Liberation therapy has been hailed as a multiple sclerosis miracle cure.
But the recent death of Ontario resident Mahir Mostic, who died from complications after undergoing the
procedure in Costa Rica, has revealed a sobering truth: that liberation
therapy’s hype has gone far beyond what its creator, Dr. Paolo Zamboni,
originally claimed.
“Please,” Zamboni said at a web forum in April. “Refer just to what was published — not the blogs of patients.”
What the Italian vascular disease researcher published in 2009 was a small, uncontrolled study that
indicated one specific vein-widening procedure can alleviate symptoms
for one specific type of MS sufferer. “This is really a work in
progress,” Zamboni said in April.
Yet some doctors, who charge up to $20,000 to perform liberation therapy for patients from countries where
it is not offered, such as Canada, are willing to move beyond the
medical evidence — often at the insistence of MS patients, for whom the
disease has extracted such a steep toll that any risk is worth it.
With liberation therapy testimonials multiplying on the Internet, some of the facts have been ignored.
“Patients are making all sorts of ridiculous claims,” says Dr.
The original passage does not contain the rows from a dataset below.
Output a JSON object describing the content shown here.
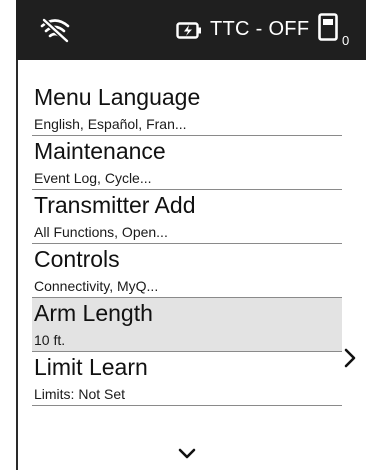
{
  "status_bar": {
    "wifi_icon": "wifi-off-icon",
    "battery_icon": "battery-charging-icon",
    "ttc_status": "TTC - OFF",
    "remote_icon": "remote-icon",
    "remote_count": "0"
  },
  "menu": {
    "items": [
      {
        "title": "Menu Language",
        "subtitle": "English, Español, Fran..."
      },
      {
        "title": "Maintenance",
        "subtitle": "Event Log, Cycle..."
      },
      {
        "title": "Transmitter Add",
        "subtitle": "All Functions, Open..."
      },
      {
        "title": "Controls",
        "subtitle": "Connectivity, MyQ..."
      },
      {
        "title": "Arm Length",
        "subtitle": "10 ft."
      },
      {
        "title": "Limit Learn",
        "subtitle": "Limits: Not Set"
      }
    ],
    "selected_index": 4
  },
  "navigation": {
    "right_icon": "chevron-right-icon",
    "down_icon": "chevron-down-icon"
  },
  "colors": {
    "status_bar_bg": "#1f1f1f",
    "selected_row_bg": "#e3e3e3"
  }
}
Mark Freedman, director of the Multiple
Sclerosis Research Unit at the Ottawa Hospital. But, he says, “the
things they used to do, like pour ointments on themselves and wear
bracelets, didn’t really hurt them.”
The repercussions for ignoring the real research on liberation therapy can be deadly.
The procedure Zamboni described involves surgically threading a balloon catheter through the body and
into two major veins, the azygous and the jugular vein. The balloon is
inflated to expand the veins’ walls. Zamboni’s unproven hypothesis is
that the brain legions that cause MS symptoms arise from blocked and
twisted veins.
The risk involved is high because veins are tricky territory. Thin-walled and not muscle-wrapped, as
arteries are, they often recoil to their original size after being
inflated. Patients who undergo the procedure are sometimes fitted with
stents, or wire-mesh tubes, to hold the vein open.
But stenting veins is dangerous, doctors say. It can cause blood clots, and there is at least one
documented case of the tube dislodging and travelling into a patient’s
heart. According to accounts his Costa Rican doctor gave to the media,
Mostic’s death was caused by a blood clot that formed in a stent.
Zamboni has frequently warned against stents.
Many patients eager for a cure also overlook that Zamboni’s 65-person study only pointed to benefits for
some MS sufferers. Subjects with the most common type of MS, called
relapsing-remitting, experienced relief from symptoms that persisted 18
months later.
But those with two faster-acting, more severe types of MS, primary progressive and secondary progressive,
showed no improvement after 18 months. Outcomes for the two progressive
types of MS are “certainly less significant and promising,” Zamboni
wrote.
Mostic had progressive MS, according to reports. Others with the same condition have risked surgery despite
the lack of evidence it would help: both Andrew Katz and Rebecca Cooney,
co-founders of the pro-therapy website MSliberation.ca, have
progressive MS and did the procedure.
“It’s worth it for me to try — “$10,000 is nothing compared to the grief it’s causing me,” Katz said.
Zamboni’s research, he has said, was only a beginning. Better evidence about the therapy will require
controlled double-blind trials, two of which are underway in the United
States.
Zamboni, for all his words of caution, understands MS patients’ tolerance for risk too well: his first
liberation therapy subject was his wife. He has called for doctors to
perform surgery on severe MS sufferers on “compassionate grounds.”
As Katz says, some hope is better than none, whatever the risks.
“You have to understand the nature of the disease. It’s not fun. It’s a real bad disease,” he said.